Avoid seeking on import (#188)

* Don't seek on imports (other than the possible seek for custom importers) We were seeking to handle blob markers. This has two major drawbacks: 1. It wasn't possible to use a non-seekable file. A use case for export/import is to copy database data. An intermediate file, and associated I/O, could be avoided using a pipe, but pipes aren't seekable. 2. Seeks cause file-buffer data to be discarded, making IO far more expensive. We didn't really need blob markers, because the preceeding blob data records serve as markers. (Now we're stuck with them for backward compatibility.) * Make cp's buffer size larger and configurable. * Use the storage temprary directory when importing blobs To avoid an extra copy.
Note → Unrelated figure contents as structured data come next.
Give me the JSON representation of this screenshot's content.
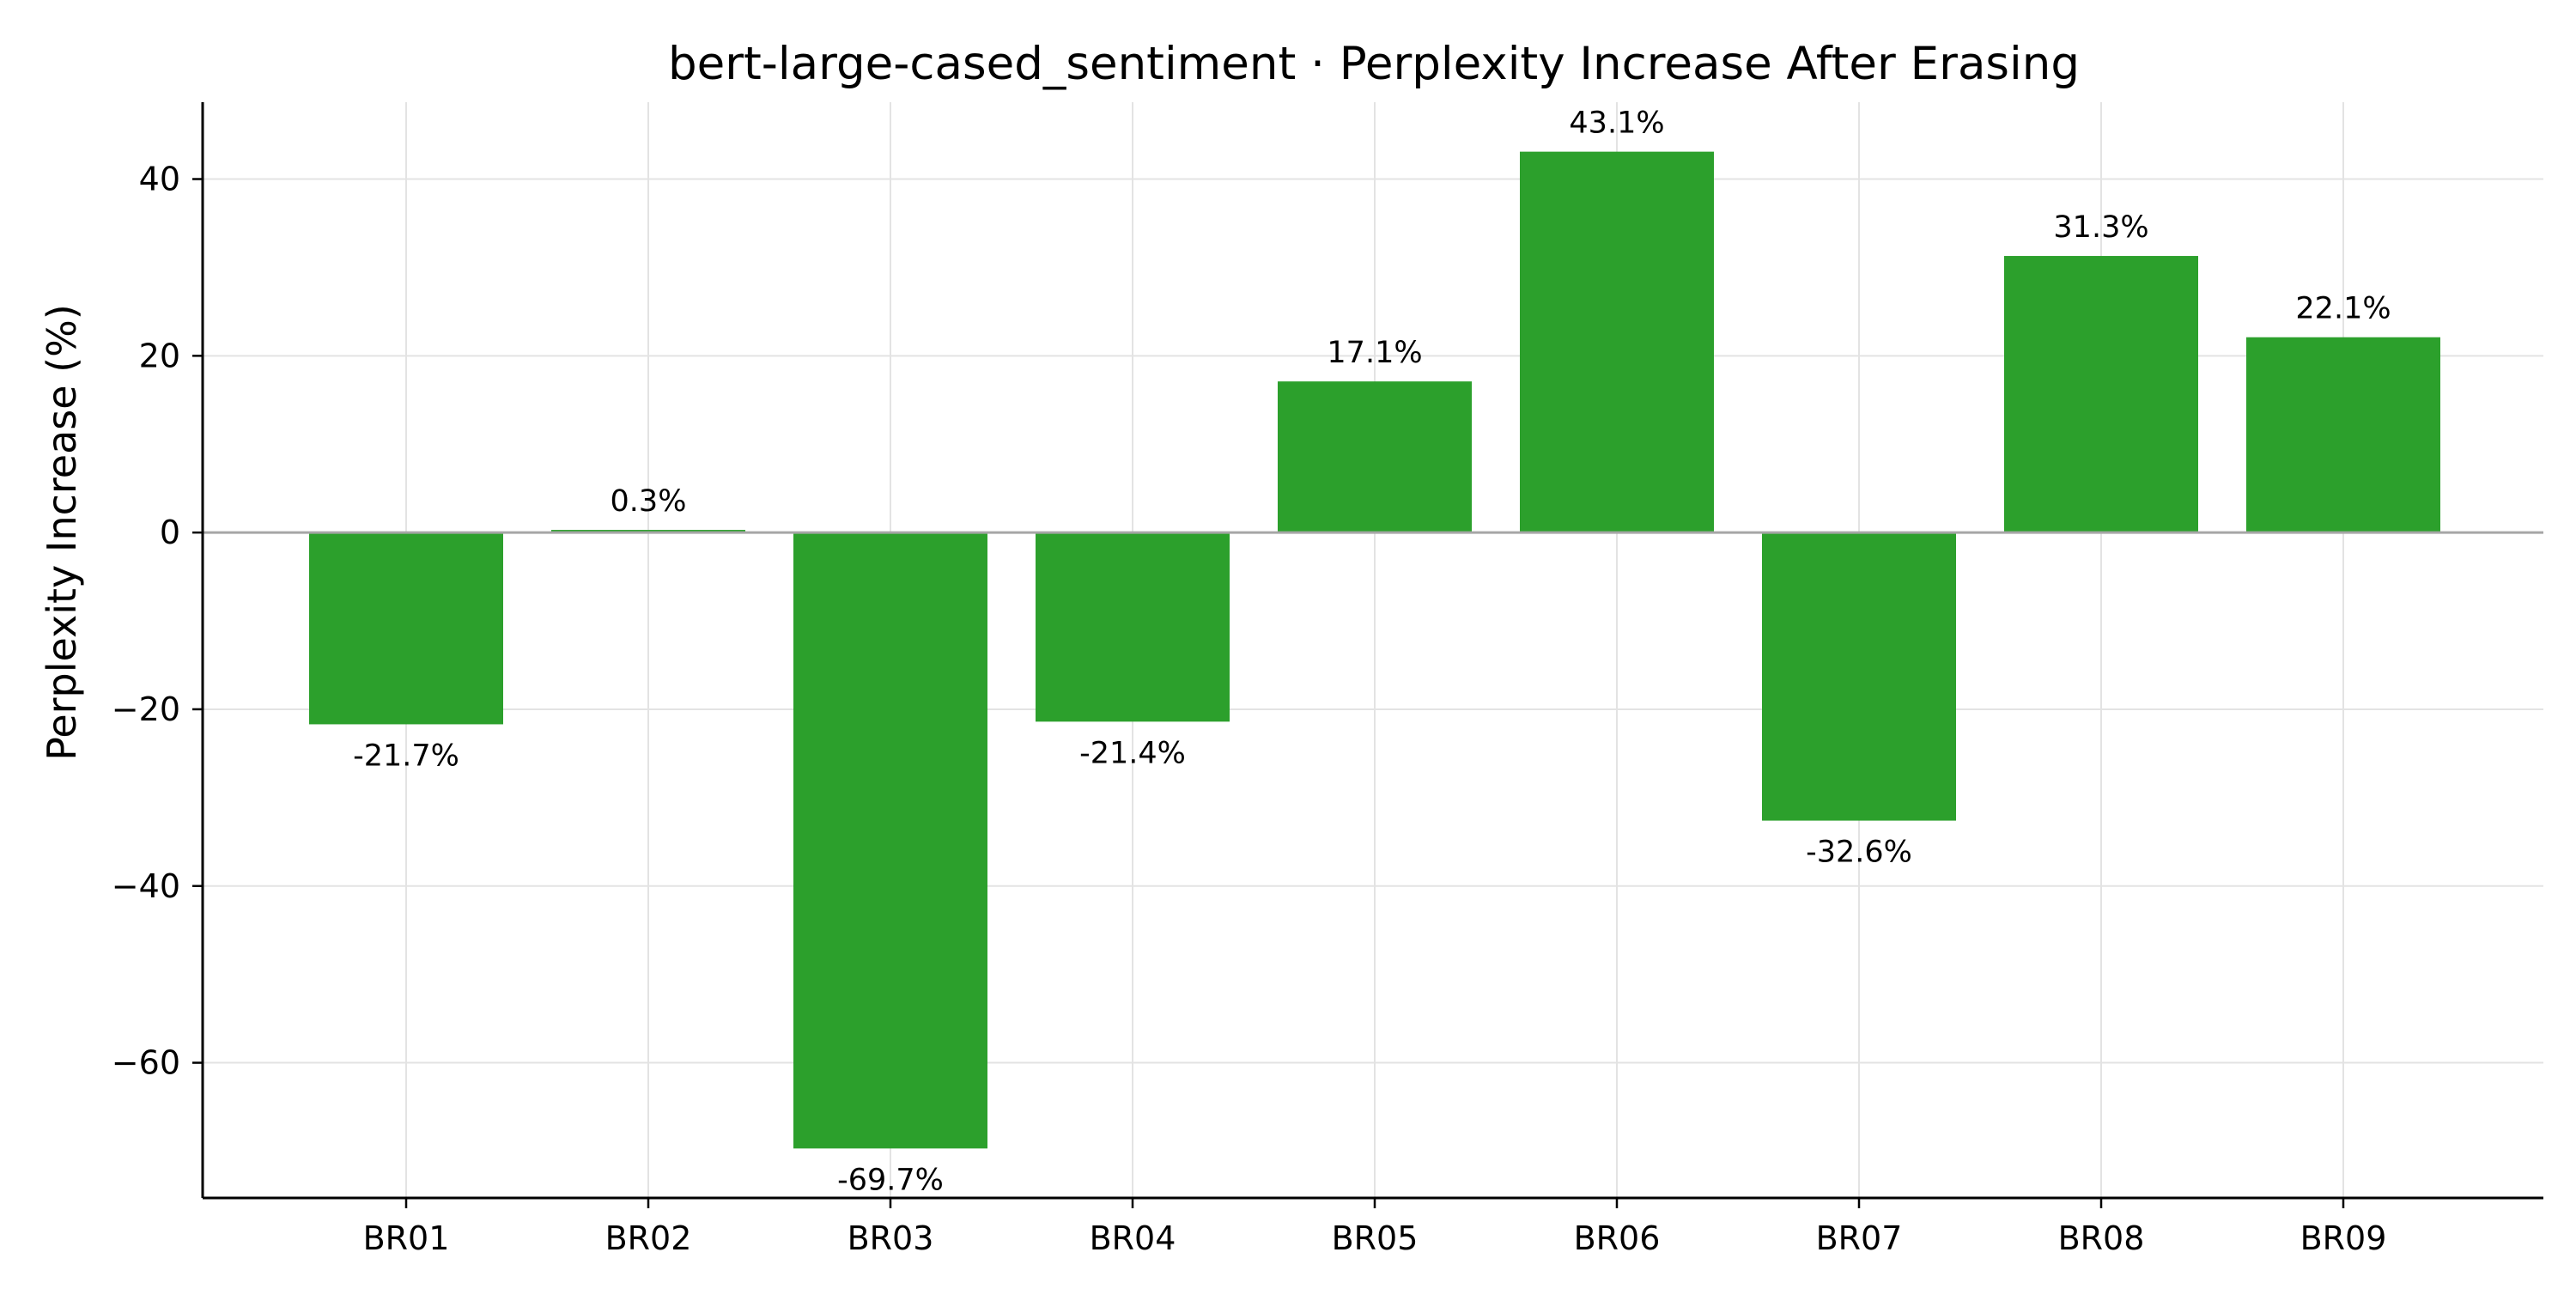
{
  "chart_data": {
    "type": "bar",
    "title": "bert-large-cased_sentiment · Perplexity Increase After Erasing",
    "xlabel": "",
    "ylabel": "Perplexity Increase (%)",
    "categories": [
      "BR01",
      "BR02",
      "BR03",
      "BR04",
      "BR05",
      "BR06",
      "BR07",
      "BR08",
      "BR09"
    ],
    "values": [
      -21.7,
      0.3,
      -69.7,
      -21.4,
      17.1,
      43.1,
      -32.6,
      31.3,
      22.1
    ],
    "data_labels": [
      "-21.7%",
      "0.3%",
      "-69.7%",
      "-21.4%",
      "17.1%",
      "43.1%",
      "-32.6%",
      "31.3%",
      "22.1%"
    ],
    "ylim": [
      -75.3,
      48.7
    ],
    "yticks": [
      40,
      20,
      0,
      -20,
      -40,
      -60
    ],
    "ytick_labels": [
      "40",
      "20",
      "0",
      "−20",
      "−40",
      "−60"
    ],
    "grid": true,
    "zero_line": true,
    "bar_color": "#2ca02c"
  }
}
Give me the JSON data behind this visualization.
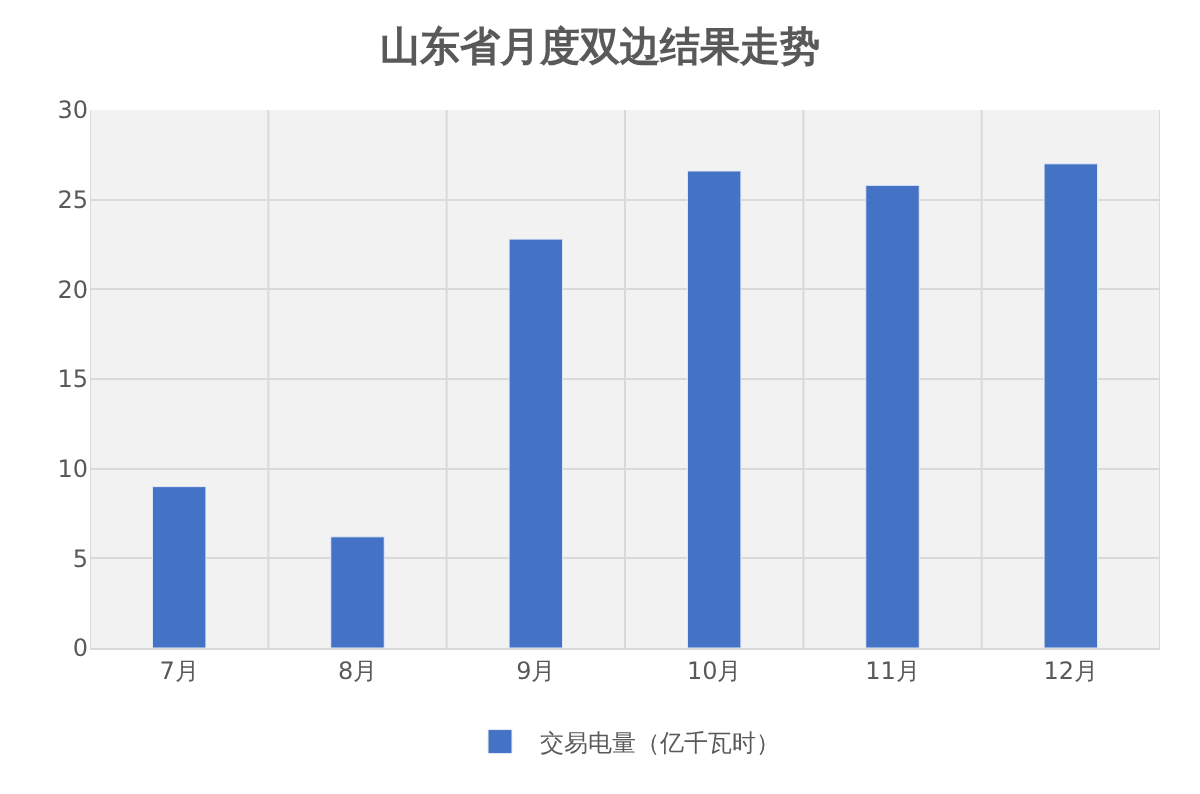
{
  "chart_data": {
    "type": "bar",
    "title": "山东省月度双边结果走势",
    "categories": [
      "7月",
      "8月",
      "9月",
      "10月",
      "11月",
      "12月"
    ],
    "series": [
      {
        "name": "交易电量（亿千瓦时）",
        "color": "#4472c4",
        "values": [
          9.0,
          6.2,
          22.8,
          26.6,
          25.8,
          27.0
        ]
      }
    ],
    "ylim": [
      0,
      30
    ],
    "yticks": [
      0,
      5,
      10,
      15,
      20,
      25,
      30
    ],
    "grid": true,
    "legend": "bottom"
  }
}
Also, allow the copy (cp) buffer sie to be overridden on export. (I see no obvious way to plumb it on import. :( ) * Oops, need to use a binary literal (Python 3) * Respond to PR comments
zopefoundation · Feb 15, 2018 · 2115c90 · 2115c90
1 parent de1f24c
commit 2115c90
Show file tree

Hide file tree

Showing 2 changed files with 14 additions and 9 deletions.
diff --git a/src/ZODB/ExportImport.py b/src/ZODB/ExportImport.py
@@ -31,7 +31,7 @@
 
 class ExportImport(object):
 
-    def exportFile(self, oid, f=None):
+    def exportFile(self, oid, f=None, bufsize=64 * 1024):
         if f is None:
             f = TemporaryFile(prefix="EXP")
         elif isinstance(f, six.string_types):
@@ -64,7 +64,7 @@ def exportFile(self, oid, f=None):
                     f.write(blob_begin_marker)
                     f.write(p64(os.stat(blobfilename).st_size))
                     blobdata = open(blobfilename, "rb")
-                    cp(blobdata, f)
+                    cp(blobdata, f, bufsize=bufsize)
                     blobdata.close()
 
         f.write(export_end_marker)
@@ -158,18 +158,23 @@ def persistent_load(ooid):
                 oids[ooid] = oid = self._storage.new_oid()
                 return_oid_list.append(oid)
 
-            # Blob support
-            blob_begin = f.read(len(blob_begin_marker))
-            if blob_begin == blob_begin_marker:
+            if (b'blob' in data and
+                isinstance(self._reader.getGhost(data), Blob)
+                ):
+                # Blob support
+
+                # Make sure we have a (redundant, overly) blob marker.
+                if f.read(len(blob_begin_marker)) != blob_begin_marker:
+                    raise ValueError("No data for blob object")
+
                 # Copy the blob data to a temporary file
                 # and remember the name
                 blob_len = u64(f.read(8))
-                blob_filename = mktemp()
+                blob_filename = mktemp(self._storage.temporaryDirectory())
                 blob_file = open(blob_filename, "wb")
                 cp(f, blob_file, blob_len)
                 blob_file.close()
             else:
-                f.seek(-len(blob_begin_marker),1)
                 blob_filename = None
 
             pfile = BytesIO(data)

diff --git a/src/ZODB/utils.py b/src/ZODB/utils.py
@@ -95,7 +95,7 @@ def u64(v):
 U64 = u64
 
 
-def cp(f1, f2, length=None):
+def cp(f1, f2, length=None, bufsize=64 * 1024):
     """Copy all data from one file to another.
 
     It copies the data from the current position of the input file (f1)
@@ -106,7 +106,7 @@ def cp(f1, f2, length=None):
     """
     read = f1.read
     write = f2.write
-    n = 8192
+    n = bufsize
 
     if length is None:
         old_pos = f1.tell()